Being sandwiched between Derrick Rose in 2008 and Kyrie Irving in 2011, Wall couldn’t just grow into a floor leader and develop his game; he had to fly downcourt in a blur, turn around a moribund franchise faster than other No. 1 picks at the point.
When that didn’t happen in a heartbeat, the reviews leveled last year at a then-21-year-old were harsh:
The Wizards picked a bad year to have the No. 1 pick. . . . He’s only got one speed, and it’s five times too fast for his team. . . . Can’t shoot, can’t execute in the final minutes, can’t believe we thought he might be a 10-time all-star.
There was a reason he walked around Verizon Center grimacing for much of the past year. It wasn’t just the stress injury in his left patella that made him miss the season’s first 33 games. Wall admits the losing and the outsize expectations got to him.

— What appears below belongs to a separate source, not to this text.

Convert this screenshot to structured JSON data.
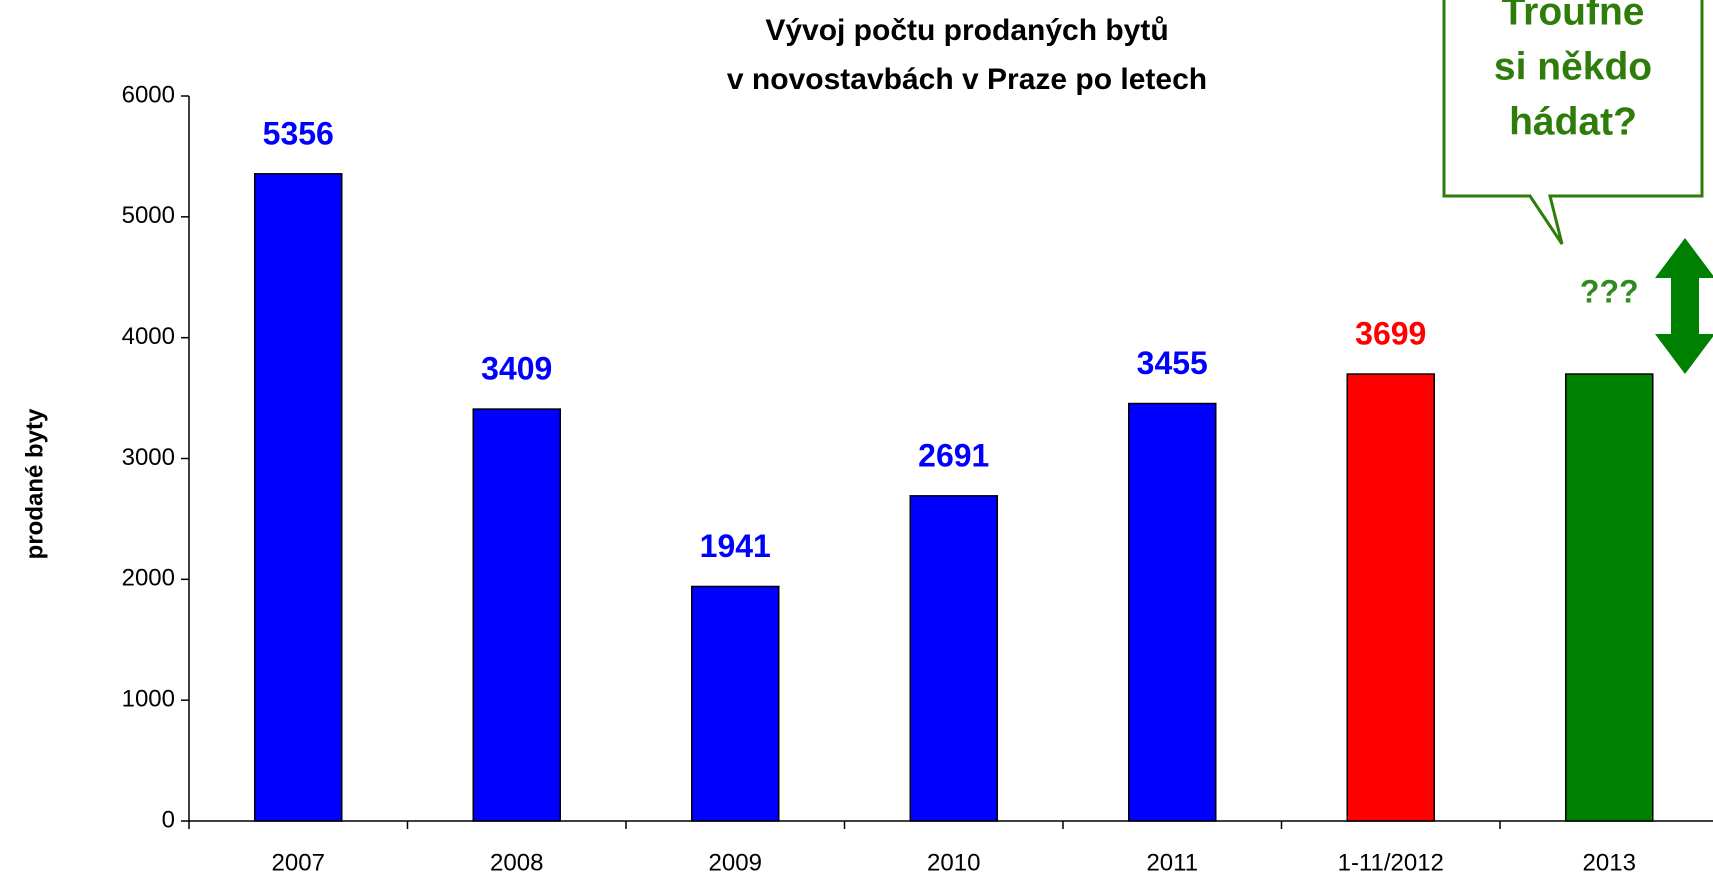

“I wasn’t having fun even a little bit,” he said, standing in front of his cubicle in the Wizards’ nearly empty locker room after another win this past week.

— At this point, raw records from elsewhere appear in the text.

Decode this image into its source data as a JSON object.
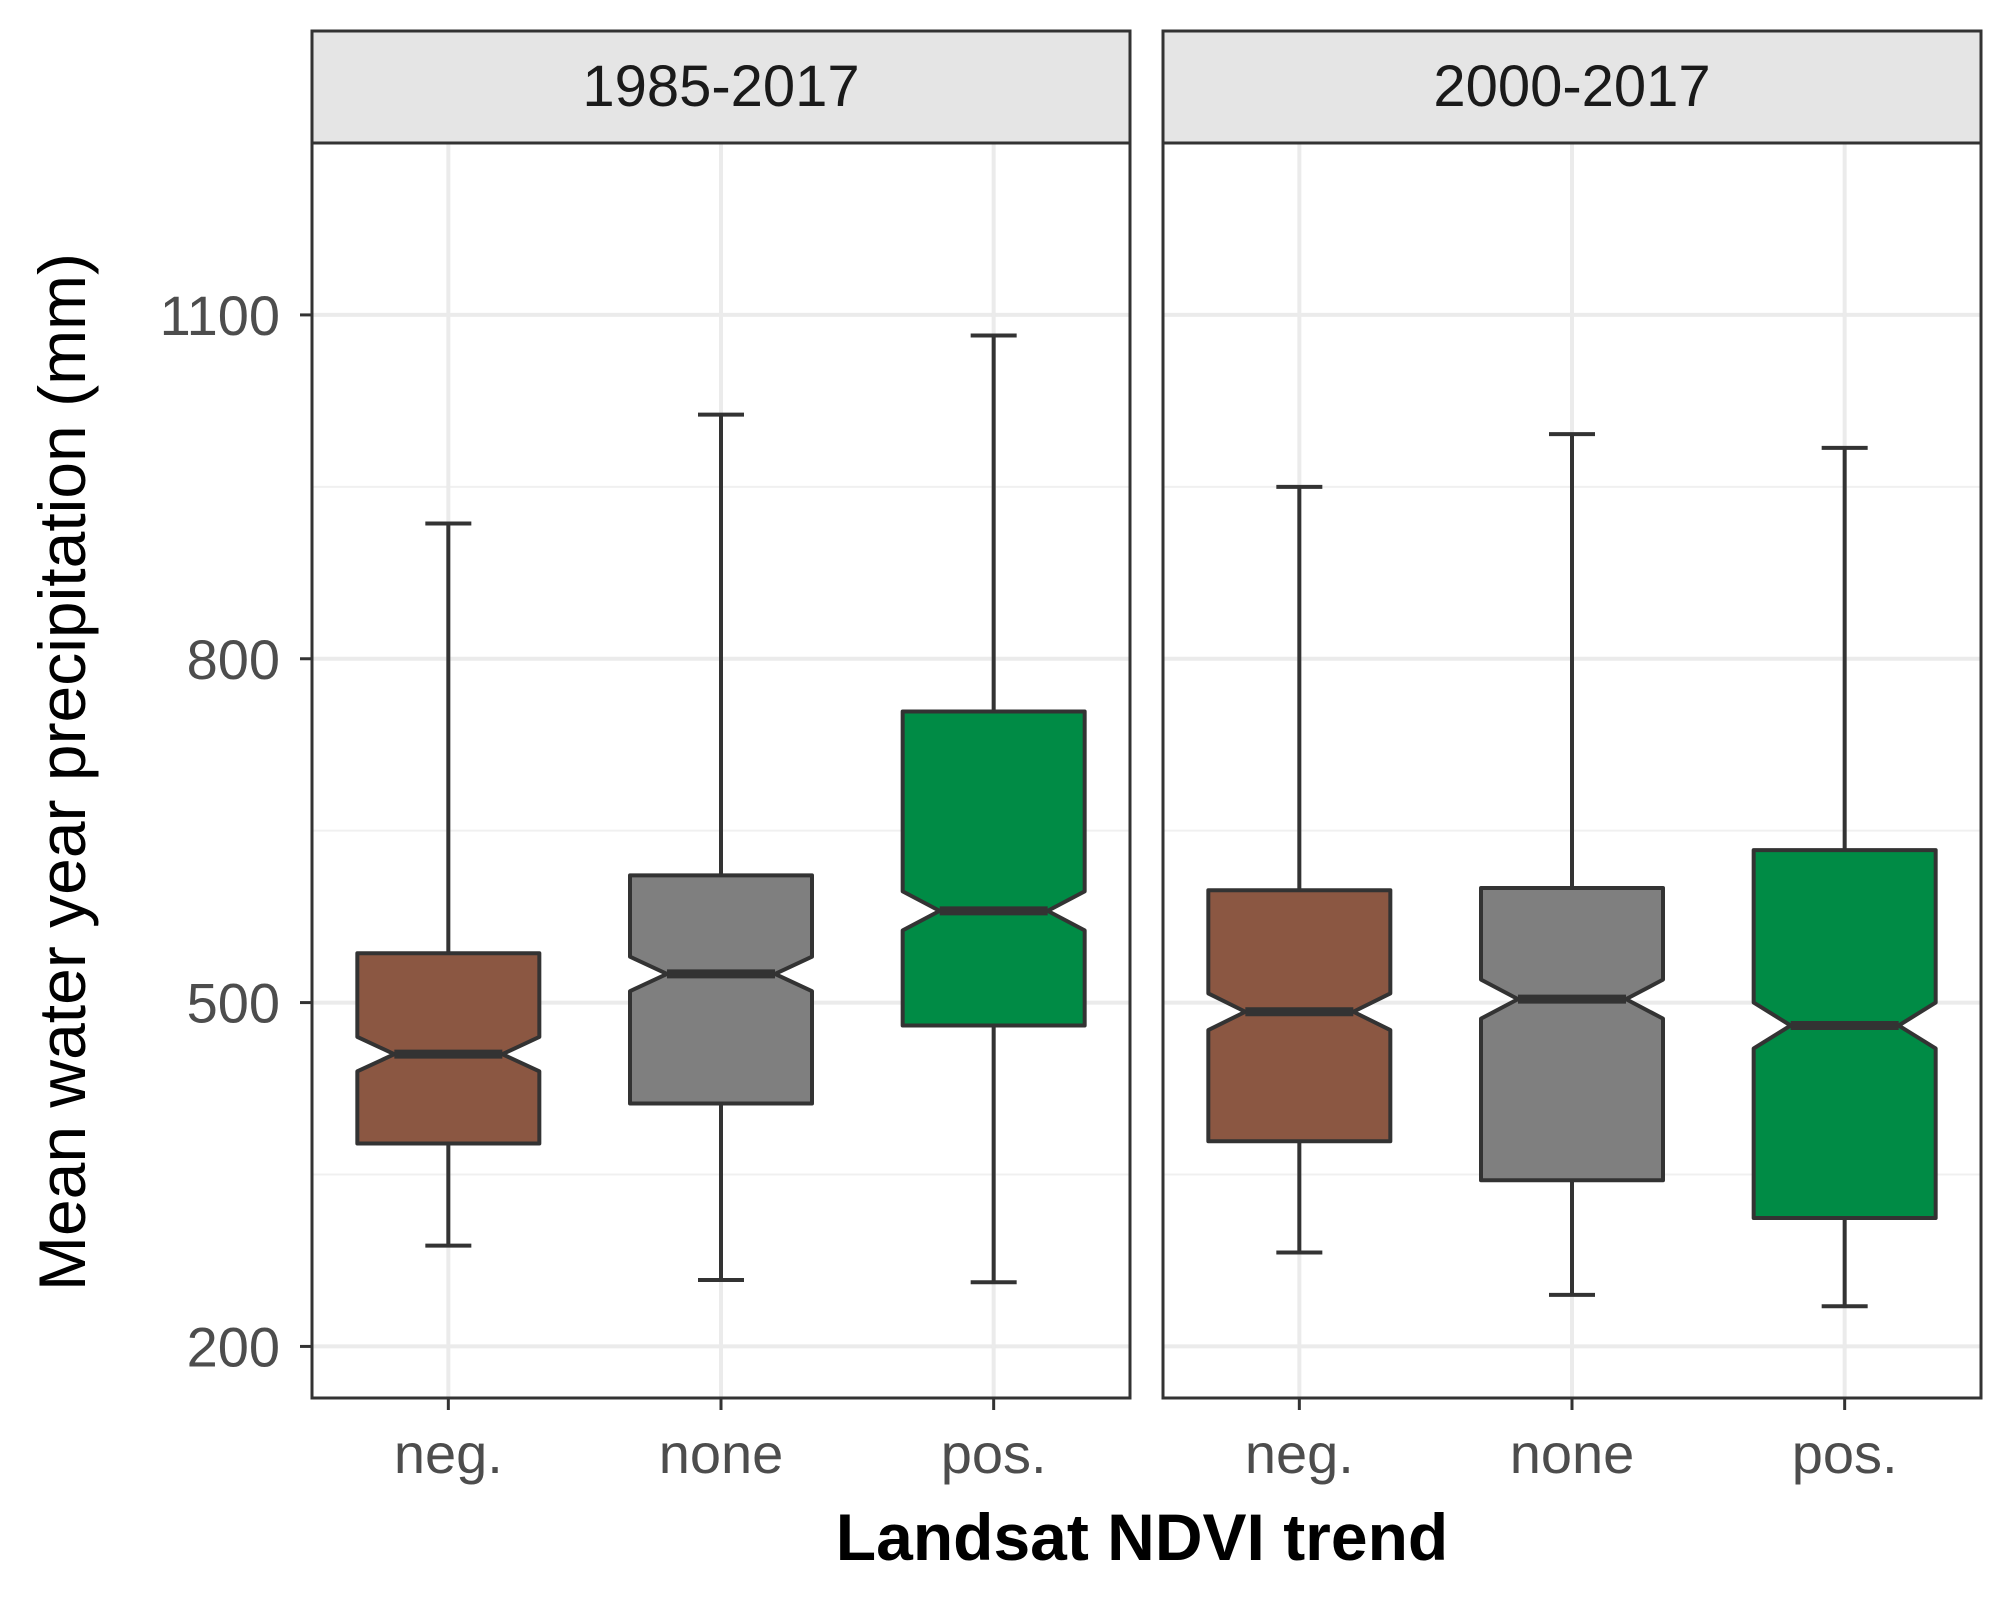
{
  "chart_data": {
    "type": "box",
    "xlabel": "Landsat NDVI trend",
    "ylabel": "Mean water year precipitation (mm)",
    "y_ticks": [
      200,
      500,
      800,
      1100
    ],
    "y_minor": [
      350,
      650,
      950
    ],
    "ylim": [
      155,
      1250
    ],
    "categories": [
      "neg.",
      "none",
      "pos."
    ],
    "notched": true,
    "colors": {
      "neg.": "#8B5742",
      "none": "#7F7F7F",
      "pos.": "#008B45"
    },
    "grid": true,
    "panels": [
      {
        "title": "1985-2017",
        "boxes": [
          {
            "category": "neg.",
            "min": 288,
            "q1": 377,
            "median": 455,
            "q3": 543,
            "max": 918,
            "notch_low": 440,
            "notch_high": 470
          },
          {
            "category": "none",
            "min": 258,
            "q1": 412,
            "median": 525,
            "q3": 611,
            "max": 1013,
            "notch_low": 510,
            "notch_high": 540
          },
          {
            "category": "pos.",
            "min": 256,
            "q1": 480,
            "median": 580,
            "q3": 754,
            "max": 1082,
            "notch_low": 563,
            "notch_high": 597
          }
        ]
      },
      {
        "title": "2000-2017",
        "boxes": [
          {
            "category": "neg.",
            "min": 282,
            "q1": 379,
            "median": 492,
            "q3": 598,
            "max": 950,
            "notch_low": 476,
            "notch_high": 508
          },
          {
            "category": "none",
            "min": 245,
            "q1": 345,
            "median": 503,
            "q3": 600,
            "max": 996,
            "notch_low": 486,
            "notch_high": 520
          },
          {
            "category": "pos.",
            "min": 235,
            "q1": 312,
            "median": 480,
            "q3": 633,
            "max": 984,
            "notch_low": 460,
            "notch_high": 500
          }
        ]
      }
    ]
  }
}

“I never really got injured until I got here. I got injured a couple times and you’re not playing and you want to get back to playing. It’s frustrating because I felt like the whole team didn’t really want to win when I first got here. It was very tough at a young age. But you just got to get better and keep developing. Now I feel like this team — everybody wants to win. And they’re having fun.”
A prominent NBA agent, whom I’ll save from embarrassment here, told me a year ago the Wizards needed to unload Wall before the rest of the league found out he didn’t have trade value.

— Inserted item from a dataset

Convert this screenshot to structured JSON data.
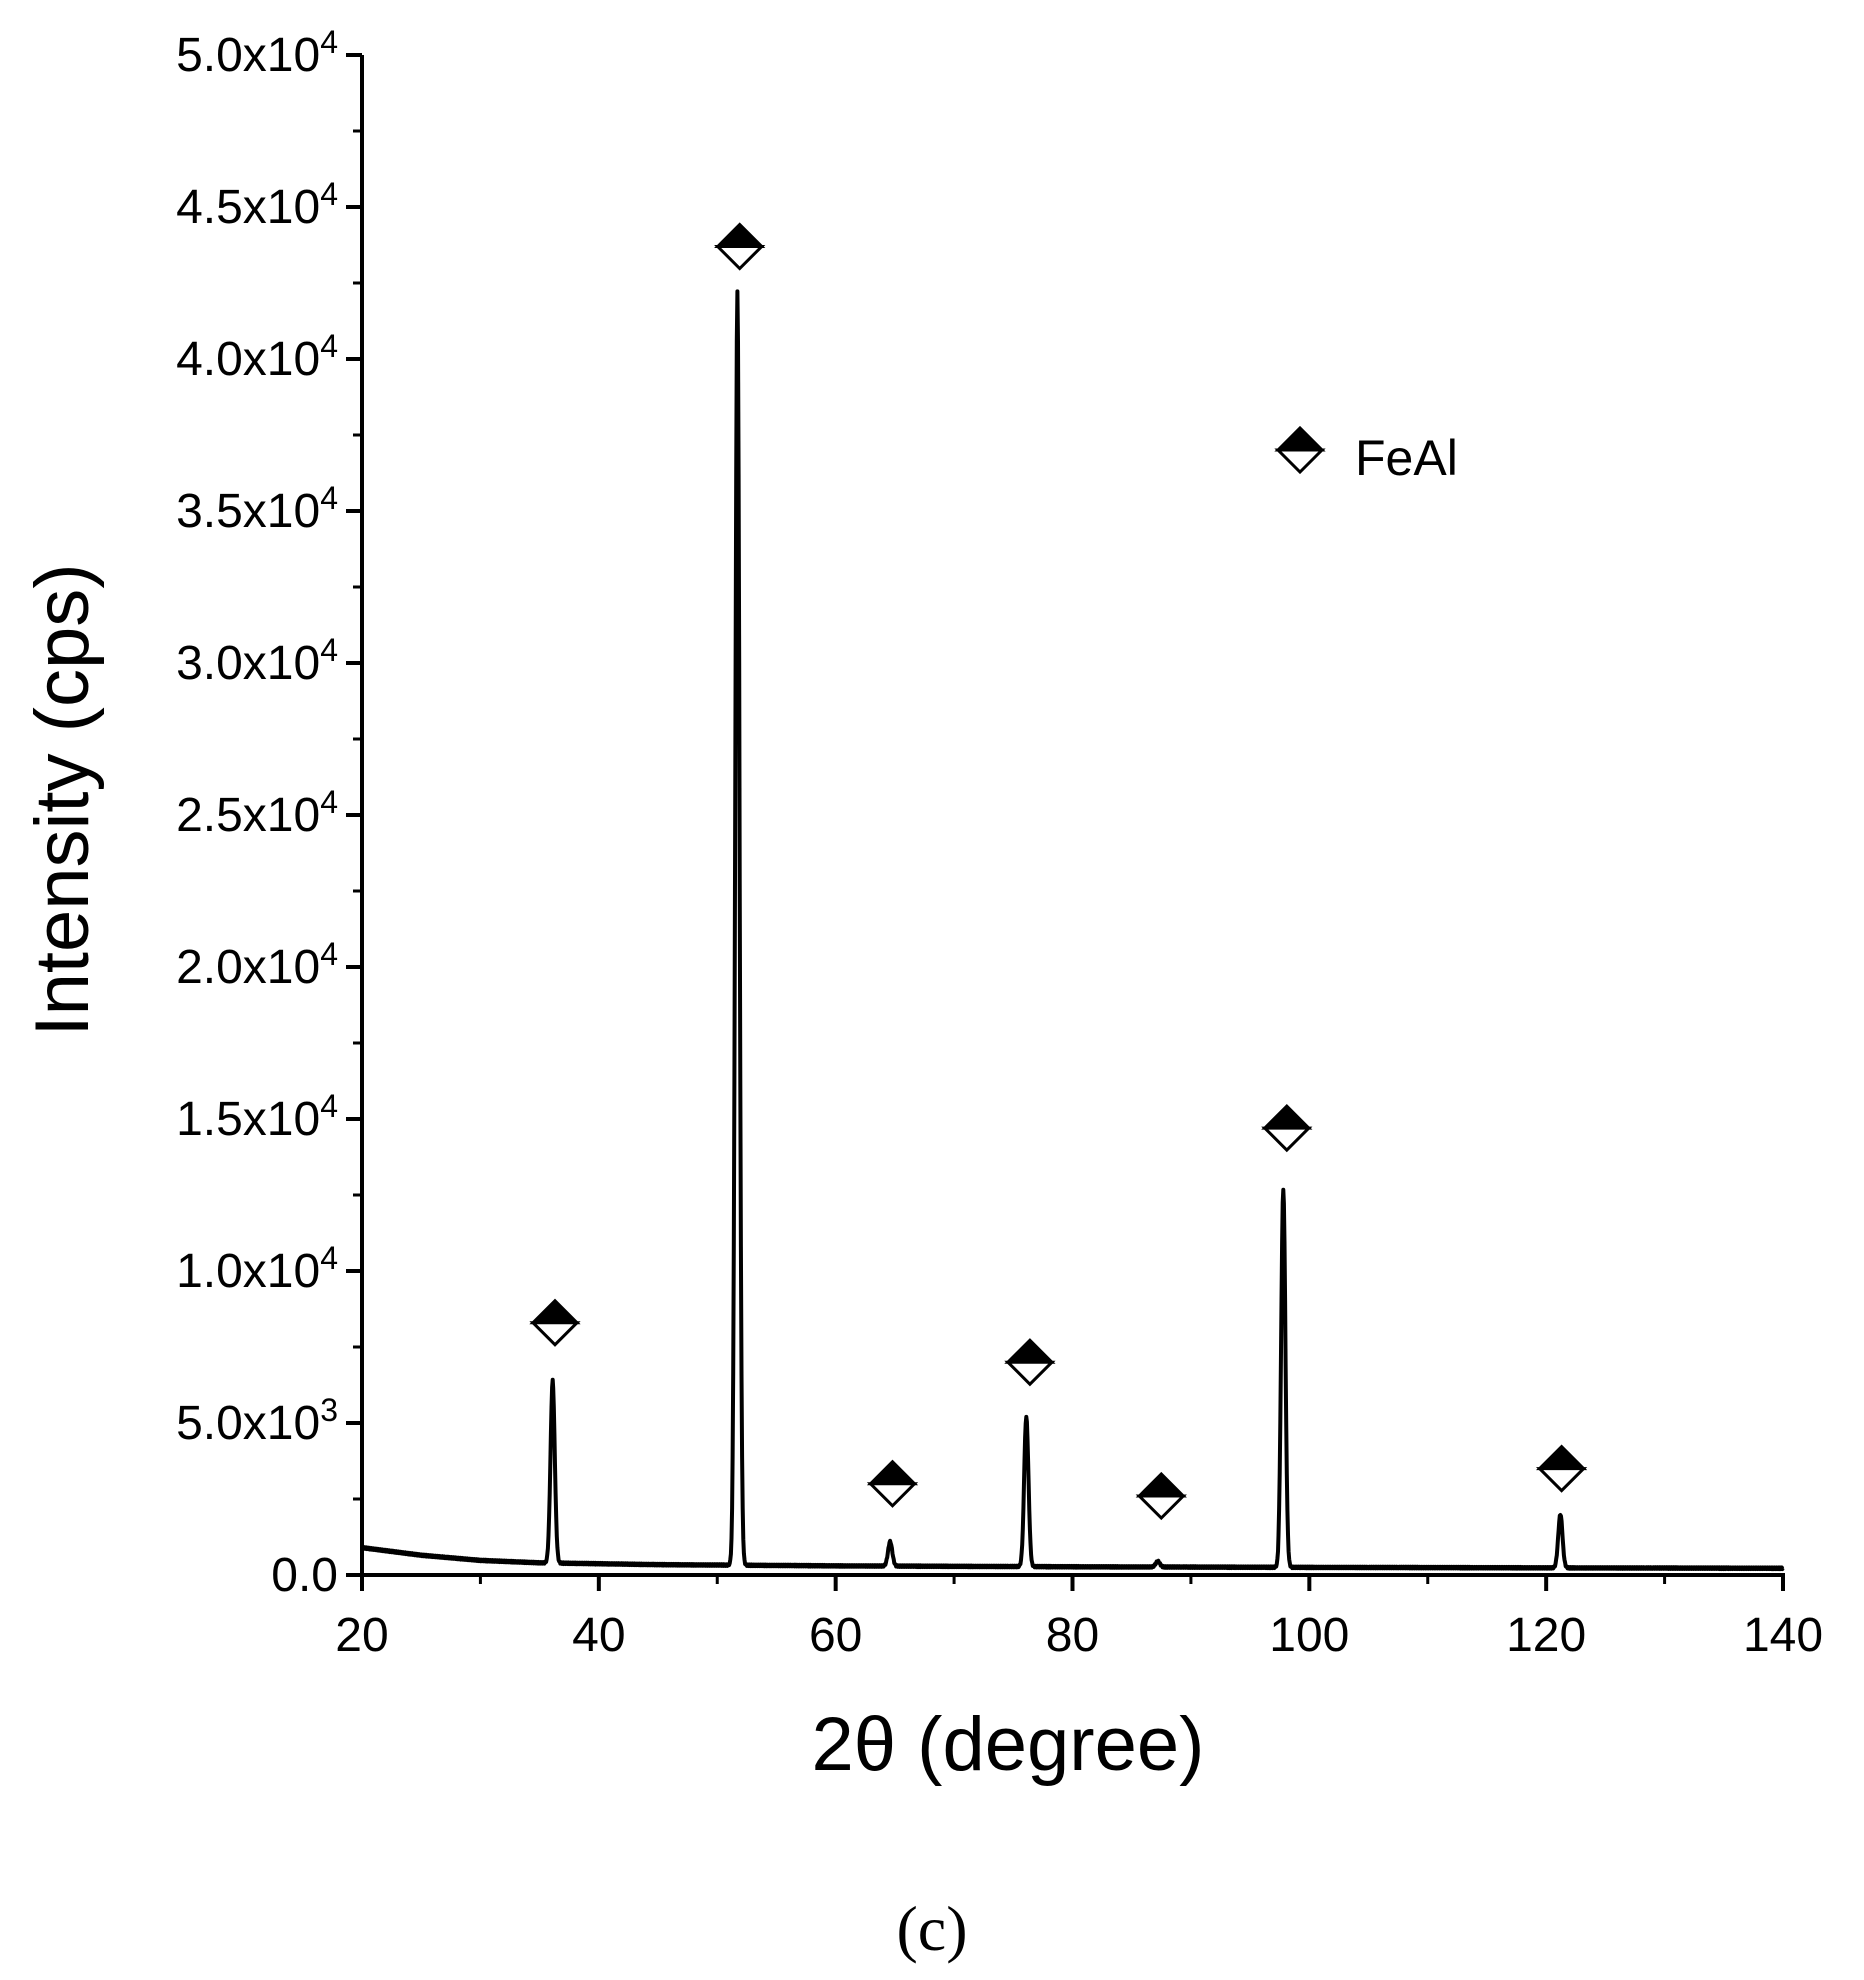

Sixteen games after Wall’s return the furthest thing from Ernie Grunfeld’s mind is moving his game-changing point guard. He is eligible to sign a contract extension this offseason and already it’s become apparent how indispensable he is to the Wizards’ future.
Without him this season, Washington was 5-28. With Wall, the Wizards are 9-7, playing a passionate, stop-and-pop game, knocking off projected postseason teams like the Clippers, Knicks and Nets just in the past week at home, where they’ve lost but one game since Wall’s return. They move, shoot and defend better when he is on the court. They care more. That’s not a subjective take; you can actually see it.
Only Boston has done what the Wizards have: beat the Thunder, Heat, Clippers and Knicks. It’s a feather-in-the-cap stat, but more telling are some of the losses. Two weeks ago the Wizards were at the end of a five-game Western swing in Utah, where they annually get buried.
They had no legs and less desire for 30-plus minutes, falling behind by 21 points before the end of the third quarter in one of the toughest NBA arenas for visitors to play in. About to turn the channel, I watched as Wall re-entered the game. And he became flammable, finding his teammates on the break, weaving his sinewy, 6-foot-4 frame through mounds of muscle inside for impossible layups. Suddenly, it was a game.